Telle était sa condition, au moment où les païens s'en prirent à lui ».

Notes
1. Rien de commun avec l'actuelle capitale religieuse du Mouridisme sénégalais.
2. C'est-à-dire: son agrément. Il s'agit d'une « complaisance réciproque » de l'âme (purifiée et délivrée) et d'Allah. D'où la formule, en parlant d'un défunt : Qu'Allah l'agrée en Sa complaisance.
3. Sharî'a.
4. Jihâd, qui n'est pas forcément un combat par les armes, mais un « effort ». Le jihâd suprême, c'est celui de la purification de l'âme.
5. Kâfir (pluriel: kuffâr): païen, impie. Désigne ici, tout aussi bien, les Animistes, qui sont effectivement, aux yeux des musulmans, des kâfir-s bi-(A)llâh.
6. Rive gauche du Sénégal, en amont de Kaédi.
7. Sénégal.
8. Cet accueil contraste avec celui qui fut réservé au cheikh Omar lors de sa première tournée (le retour). Sans doute les intentions réelles du cheikh commençaient-elles à être mieux connues (pan-islamisme agressif) et ne plaisaient-elles plus à l'Administration coloniale.
9. Apocryphe ou non, cette phrase est à rapprocher des termes de la lettre adressée par le Cheikh Omar aux habitants de N'Dâr (Saint-Louis).
10. Africanisé en Bassirou.
11. Mot-à-mot : la mer.
12. Après son Emigration (Hégire) de la Mekke à Médine, c'est dans cette ville que le Prophète Muhammad, dès son arrivée, fit édifier la première mosquée, de très modeste apparence : abri de poutres et de branches, comme on en voit encore en Afrique subsaharienne, et comme on en voyait surtout il y a quelques dizaines d'années. Il est probable que, pour ce qui concerne le Fouta-Djalon, de semblables « mosquées » existèrent bien avant l'arrivée d'Al-hâjj Omar.

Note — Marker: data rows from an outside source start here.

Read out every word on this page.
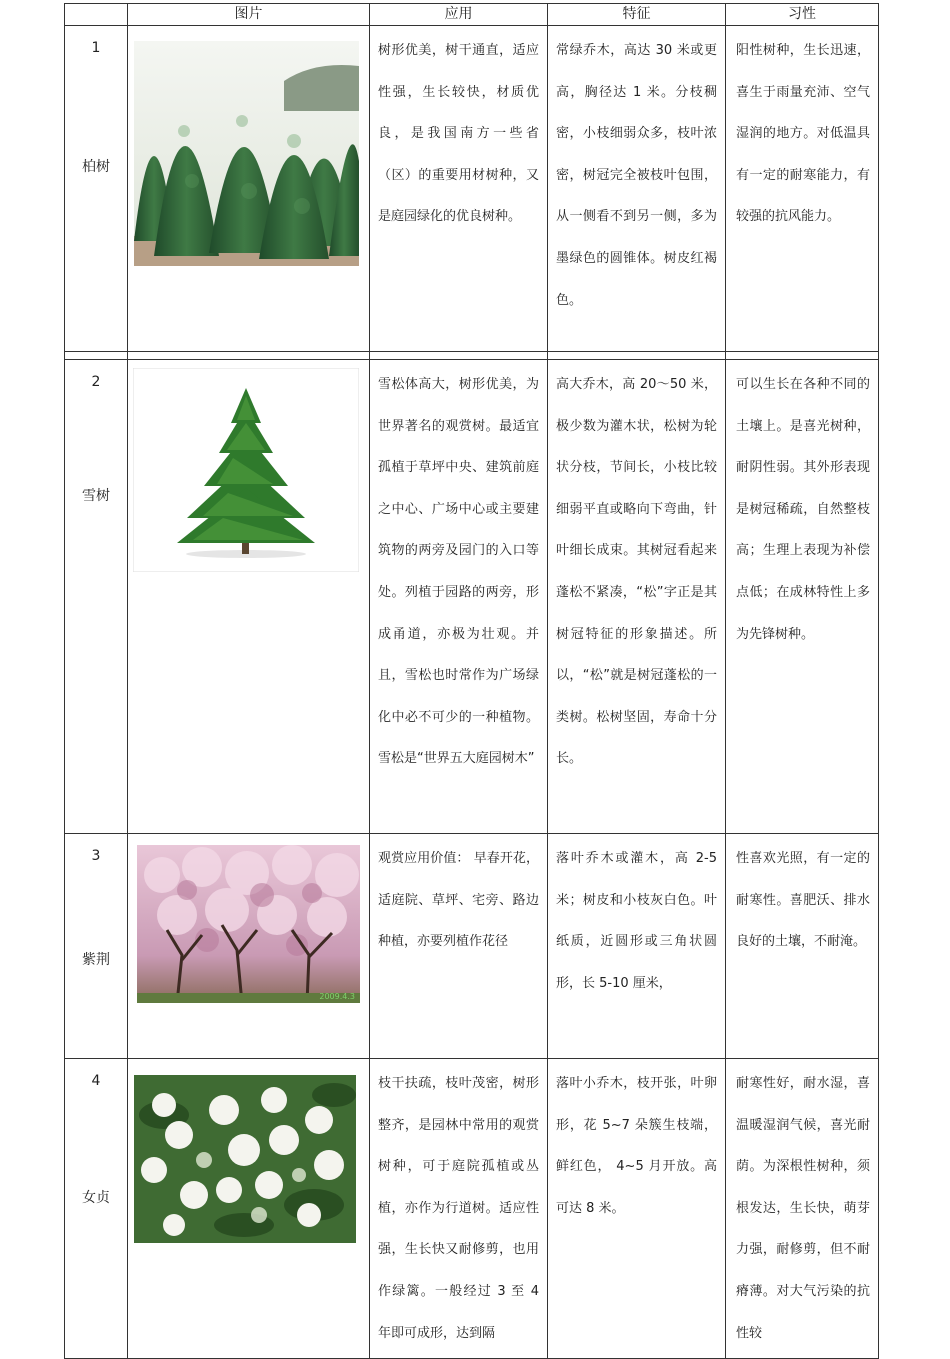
	图片	应用	特征	习性

1
柏树		树形优美，树干通直，适应性强，生长较快，材质优良，是我国南方一些省（区）的重要用材树种，又是庭园绿化的优良树种。	常绿乔木，高达 30 米或更高，胸径达 1 米。分枝稠密，小枝细弱众多，枝叶浓密，树冠完全被枝叶包围，从一侧看不到另一侧，多为墨绿色的圆锥体。树皮红褐色。	阳性树种，生长迅速，喜生于雨量充沛、空气湿润的地方。对低温具有一定的耐寒能力，有较强的抗风能力。

2
雪树		雪松体高大，树形优美，为世界著名的观赏树。最适宜孤植于草坪中央、建筑前庭之中心、广场中心或主要建筑物的两旁及园门的入口等处。列植于园路的两旁，形成甬道，亦极为壮观。并且，雪松也时常作为广场绿化中必不可少的一种植物。雪松是“世界五大庭园树木”	高大乔木，高 20～50 米，极少数为灌木状，松树为轮状分枝，节间长，小枝比较细弱平直或略向下弯曲，针叶细长成束。其树冠看起来蓬松不紧凑，“松”字正是其树冠特征的形象描述。所以，“松”就是树冠蓬松的一类树。松树坚固，寿命十分长。	可以生长在各种不同的土壤上。是喜光树种，耐阴性弱。其外形表现是树冠稀疏，自然整枝高；生理上表现为补偿点低；在成林特性上多为先锋树种。

3
紫荆	2009.4.3	观赏应用价值： 早春开花，适庭院、草坪、宅旁、路边种植，亦要列植作花径	落叶乔木或灌木，高 2-5 米；树皮和小枝灰白色。叶纸质，近圆形或三角状圆形，长 5-10 厘米，	性喜欢光照，有一定的耐寒性。喜肥沃、排水良好的土壤，不耐淹。

4
女贞		枝干扶疏，枝叶茂密，树形整齐，是园林中常用的观赏树种，可于庭院孤植或丛植，亦作为行道树。适应性强，生长快又耐修剪，也用作绿篱。一般经过 3 至 4 年即可成形，达到隔	落叶小乔木，枝开张，叶卵形，花 5~7 朵簇生枝端，鲜红色， 4~5 月开放。高可达 8 米。	耐寒性好，耐水湿，喜温暖湿润气候，喜光耐荫。为深根性树种，须根发达，生长快，萌芽力强，耐修剪，但不耐瘠薄。对大气污染的抗性较
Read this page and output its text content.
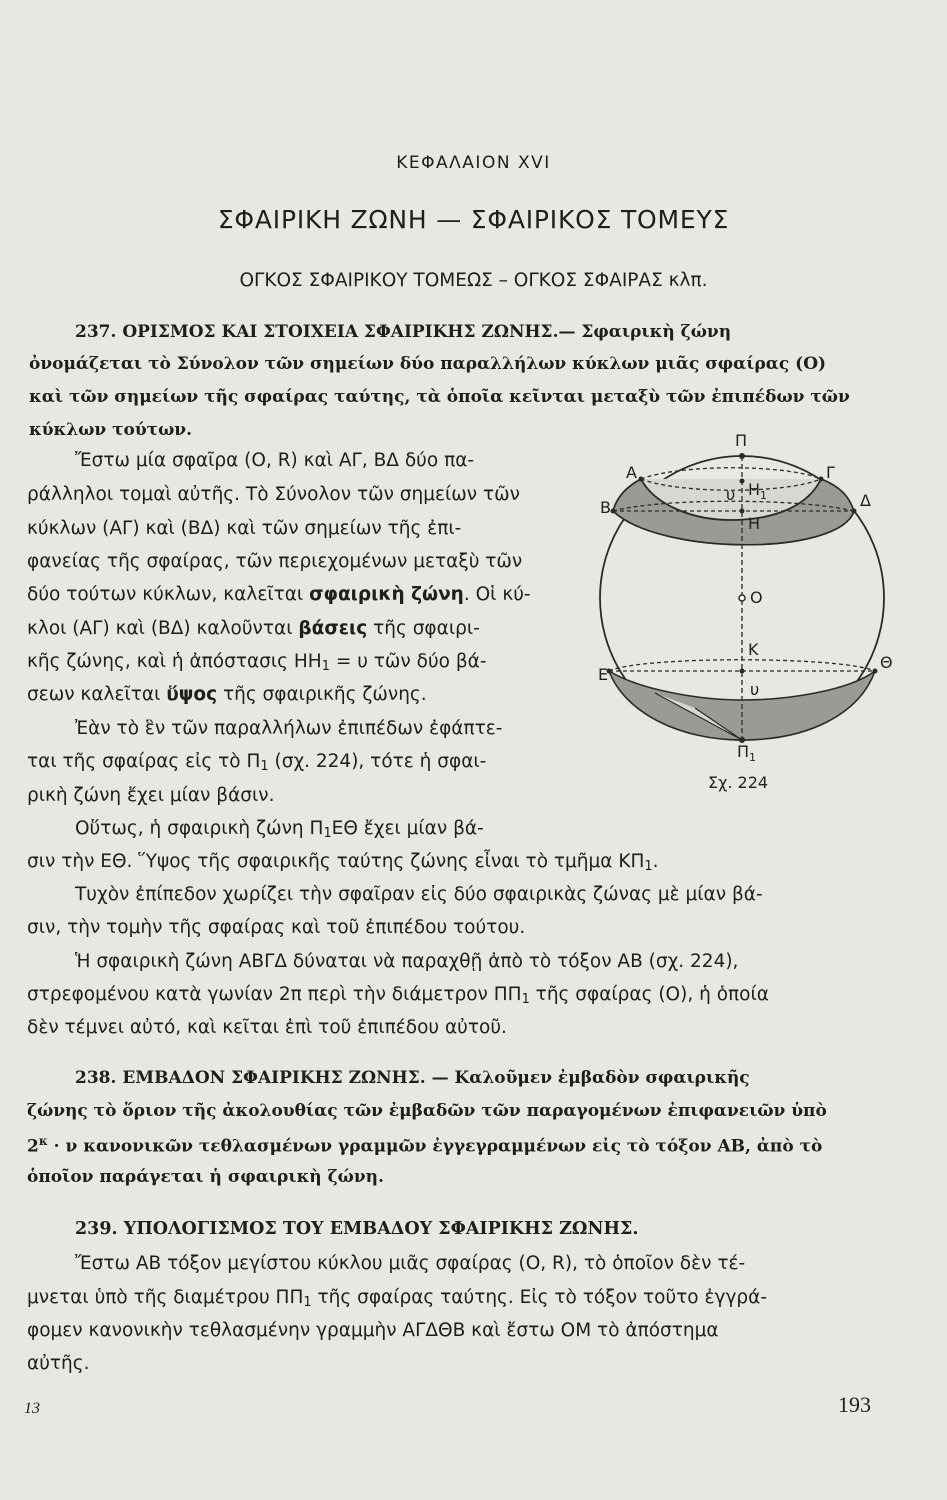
ΚΕΦΑΛΑΙΟΝ XVI
ΣΦΑΙΡΙΚΗ ΖΩΝΗ — ΣΦΑΙΡΙΚΟΣ ΤΟΜΕΥΣ
ΟΓΚΟΣ ΣΦΑΙΡΙΚΟΥ ΤΟΜΕΩΣ – ΟΓΚΟΣ ΣΦΑΙΡΑΣ κλπ.
237. ΟΡΙΣΜΟΣ ΚΑΙ ΣΤΟΙΧΕΙΑ ΣΦΑΙΡΙΚΗΣ ΖΩΝΗΣ.— Σφαιρικὴ ζώνη
ὀνομάζεται τὸ Σύνολον τῶν σημείων δύο παραλλήλων κύκλων μιᾶς σφαίρας (Ο)
καὶ τῶν σημείων τῆς σφαίρας ταύτης, τὰ ὁποῖα κεῖνται μεταξὺ τῶν ἐπιπέδων τῶν
κύκλων τούτων.
Ἔστω μία σφαῖρα (O, R) καὶ ΑΓ, ΒΔ δύο πα-
ράλληλοι τομαὶ αὐτῆς. Τὸ Σύνολον τῶν σημείων τῶν
κύκλων (ΑΓ) καὶ (ΒΔ) καὶ τῶν σημείων τῆς ἐπι-
φανείας τῆς σφαίρας, τῶν περιεχομένων μεταξὺ τῶν
δύο τούτων κύκλων, καλεῖται σφαιρικὴ ζώνη. Οἱ κύ-
κλοι (ΑΓ) καὶ (ΒΔ) καλοῦνται βάσεις τῆς σφαιρι-
κῆς ζώνης, καὶ ἡ ἀπόστασις $HH_1 = \upsilon$ τῶν δύο βά-
σεων καλεῖται ὕψος τῆς σφαιρικῆς ζώνης.
Ἐὰν τὸ ἓν τῶν παραλλήλων ἐπιπέδων ἐφάπτε-
ται τῆς σφαίρας εἰς τὸ $\Pi_1$ (σχ. 224), τότε ἡ σφαι-
ρικὴ ζώνη ἔχει μίαν βάσιν.
Οὕτως, ἡ σφαιρικὴ ζώνη $\Pi_1E\Theta$ ἔχει μίαν βά-
σιν τὴν ΕΘ. Ὕψος τῆς σφαιρικῆς ταύτης ζώνης εἶναι τὸ τμῆμα $K\Pi_1$.
Τυχὸν ἐπίπεδον χωρίζει τὴν σφαῖραν εἰς δύο σφαιρικὰς ζώνας μὲ μίαν βά-
σιν, τὴν τομὴν τῆς σφαίρας καὶ τοῦ ἐπιπέδου τούτου.
Ἡ σφαιρικὴ ζώνη ΑΒΓΔ δύναται νὰ παραχθῇ ἀπὸ τὸ τόξον ΑΒ (σχ. 224),
στρεφομένου κατὰ γωνίαν 2π περὶ τὴν διάμετρον $\Pi\Pi_1$ τῆς σφαίρας (Ο), ἡ ὁποία
δὲν τέμνει αὐτό, καὶ κεῖται ἐπὶ τοῦ ἐπιπέδου αὐτοῦ.
238. ΕΜΒΑΔΟΝ ΣΦΑΙΡΙΚΗΣ ΖΩΝΗΣ. — Καλοῦμεν ἐμβαδὸν σφαιρικῆς
ζώνης τὸ ὅριον τῆς ἀκολουθίας τῶν ἐμβαδῶν τῶν παραγομένων ἐπιφανειῶν ὑπὸ
$2^\kappa \cdot \nu$ κανονικῶν τεθλασμένων γραμμῶν ἐγγεγραμμένων εἰς τὸ τόξον ΑΒ, ἀπὸ τὸ
ὁποῖον παράγεται ἡ σφαιρικὴ ζώνη.
239. ΥΠΟΛΟΓΙΣΜΟΣ ΤΟΥ ΕΜΒΑΔΟΥ ΣΦΑΙΡΙΚΗΣ ΖΩΝΗΣ.
Ἔστω ΑΒ τόξον μεγίστου κύκλου μιᾶς σφαίρας (O, R), τὸ ὁποῖον δὲν τέ-
μνεται ὑπὸ τῆς διαμέτρου $\Pi\Pi_1$ τῆς σφαίρας ταύτης. Εἰς τὸ τόξον τοῦτο ἐγγρά-
φομεν κανονικὴν τεθλασμένην γραμμὴν ΑΓΔΘΒ καὶ ἔστω ΟΜ τὸ ἀπόστημα
αὐτῆς.
13	193
Π
Α	Γ
Β	Δ
υ $H_1$
Η
Ο
Κ
Ε
Θ
υ
$\Pi_1$
Σχ. 224
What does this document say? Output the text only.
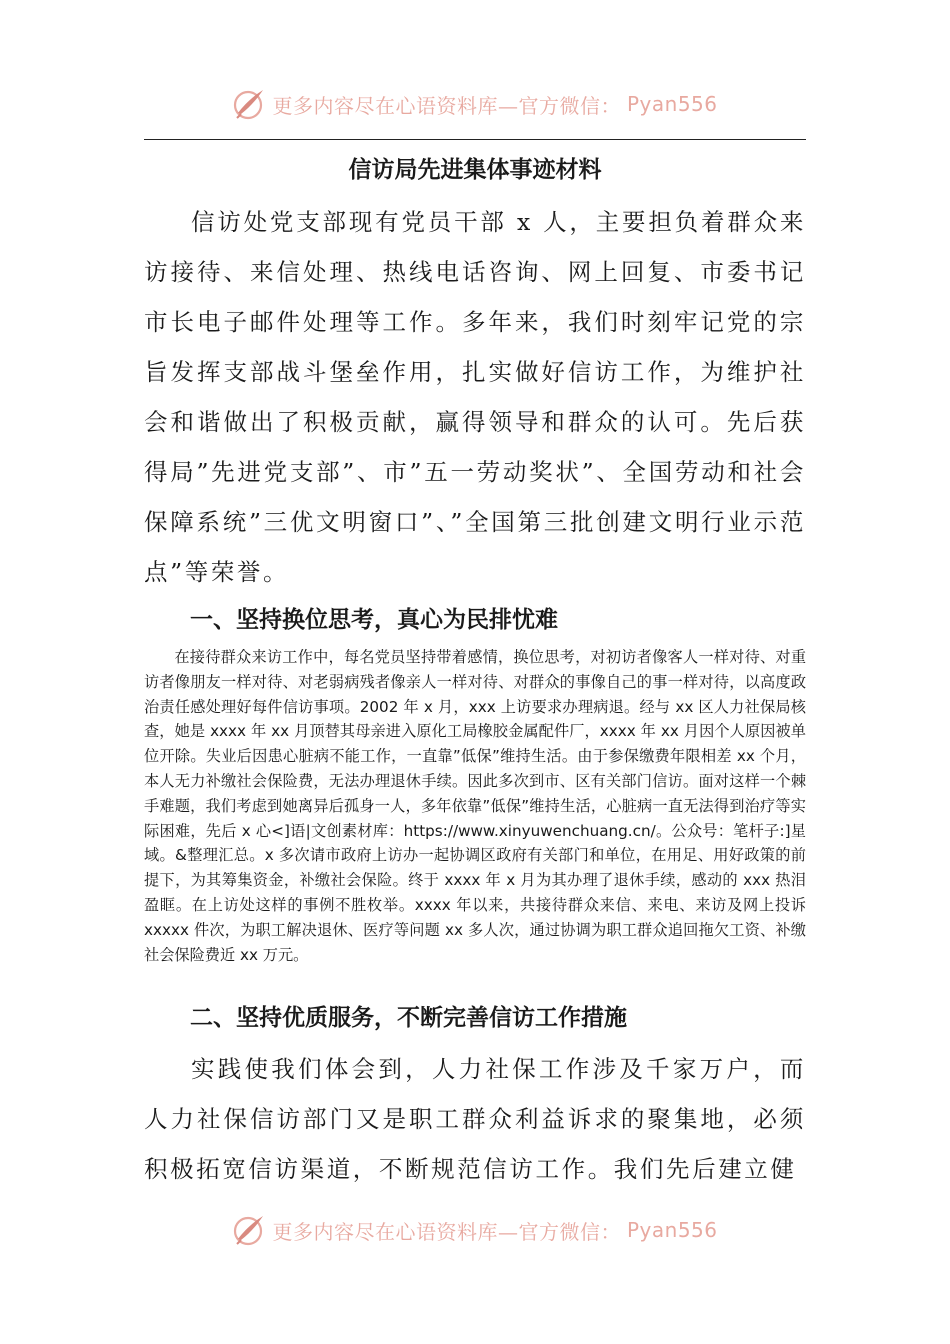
更多内容尽在心语资料库—官方微信： Pyan556
信访局先进集体事迹材料
信访处党支部现有党员干部 x 人，主要担负着群众来访接待、来信处理、热线电话咨询、网上回复、市委书记市长电子邮件处理等工作。多年来，我们时刻牢记党的宗旨发挥支部战斗堡垒作用，扎实做好信访工作，为维护社会和谐做出了积极贡献，赢得领导和群众的认可。先后获得局”先进党支部”、市”五一劳动奖状”、全国劳动和社会保障系统”三优文明窗口”、”全国第三批创建文明行业示范点”等荣誉。
一、坚持换位思考，真心为民排忧难
在接待群众来访工作中，每名党员坚持带着感情，换位思考，对初访者像客人一样对待、对重访者像朋友一样对待、对老弱病残者像亲人一样对待、对群众的事像自己的事一样对待，以高度政治责任感处理好每件信访事项。2002 年 x 月，xxx 上访要求办理病退。经与 xx 区人力社保局核查，她是 xxxx 年 xx 月顶替其母亲进入原化工局橡胶金属配件厂，xxxx 年 xx 月因个人原因被单位开除。失业后因患心脏病不能工作，一直靠”低保”维持生活。由于参保缴费年限相差 xx 个月，本人无力补缴社会保险费，无法办理退休手续。因此多次到市、区有关部门信访。面对这样一个棘手难题，我们考虑到她离异后孤身一人，多年依靠”低保”维持生活，心脏病一直无法得到治疗等实际困难，先后 x 心<]语|文创素材库：https://www.xinyuwenchuang.cn/。公众号：笔杆子:]星域。&整理汇总。x 多次请市政府上访办一起协调区政府有关部门和单位，在用足、用好政策的前提下，为其筹集资金，补缴社会保险。终于 xxxx 年 x 月为其办理了退休手续，感动的 xxx 热泪盈眶。在上访处这样的事例不胜枚举。xxxx 年以来，共接待群众来信、来电、来访及网上投诉 xxxxx 件次，为职工解决退休、医疗等问题 xx 多人次，通过协调为职工群众追回拖欠工资、补缴社会保险费近 xx 万元。
二、坚持优质服务，不断完善信访工作措施
实践使我们体会到，人力社保工作涉及千家万户，而人力社保信访部门又是职工群众利益诉求的聚集地，必须积极拓宽信访渠道，不断规范信访工作。我们先后建立健
更多内容尽在心语资料库—官方微信： Pyan556
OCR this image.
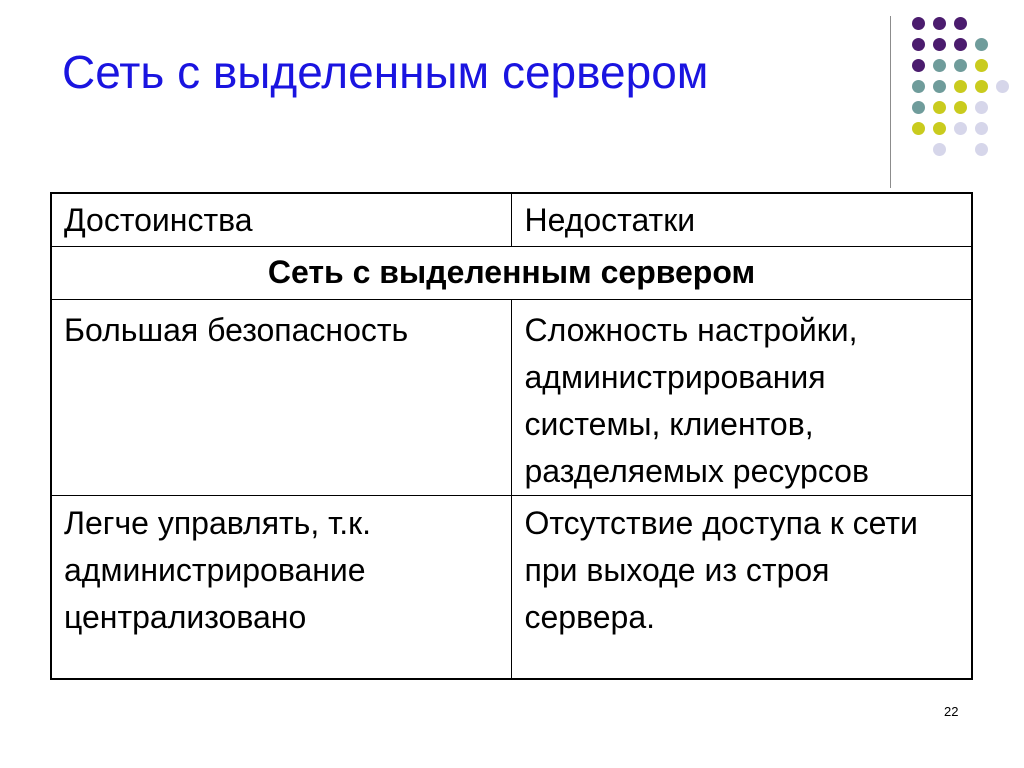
Сеть с выделенным сервером
Достоинства	Недостатки
Сеть с выделенным сервером	
Большая безопасность	Сложность настройки, администрирования системы, клиентов, разделяемых ресурсов
Легче управлять, т.к. администрирование централизовано	Отсутствие доступа к сети при выходе из строя сервера.
22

13. La similitude d'action entre le Prophète Muhammad et Al-hâj Omar se poursuit. Les premiers combattants (en arabe Mujâhidûn) porteront le même nom en Afrique subsaharienne, et les « auxiliaires » (Al-ânsaru) deviendront :lansaraa, lansaru.
14. En religion.
15. Maghrib.
16. 'ilm.
17. L'auteur veut peut-être dire ainsi qu'Al-hâjj Omar se suffit à lui-même. Le cheikh Zarrûq (Cf. Yves Marquet, 1968, p. 30) donne en effet « la hiérarchie des cheikhs en indiquant ceux qui peuvent se passer de maître : le shaykh al-ta'lim (cheikh d'enseignement au sens shi'ite du terme) peut se contenter de livres ; le shaykh al-tarbiya (cheikh d'éducation) doit fréquenter un homme sage, bon conseiller, versé dans les connaissances religieuse ; le shaykh al-tarqiya (cheikh de promotion, que Puech traduit à juste titre, cheikh chargé d'initiation) n'a besoin, lui, que de se faire bénir de manière parfaite et suivie (XII, 94 et suiv.) ».
18. La zâhir (sens apparent, dont se contente les littéralistes) et le bâtin (sens caché, que les mystiques et plus encore les ismaîliens cherchent à atteindre). Le premier convient au commun des mortels, le second n'est accessible qu'aux initiés, avec l'aide d'un cheikh (cf. ci-dessus). 19. dhikr.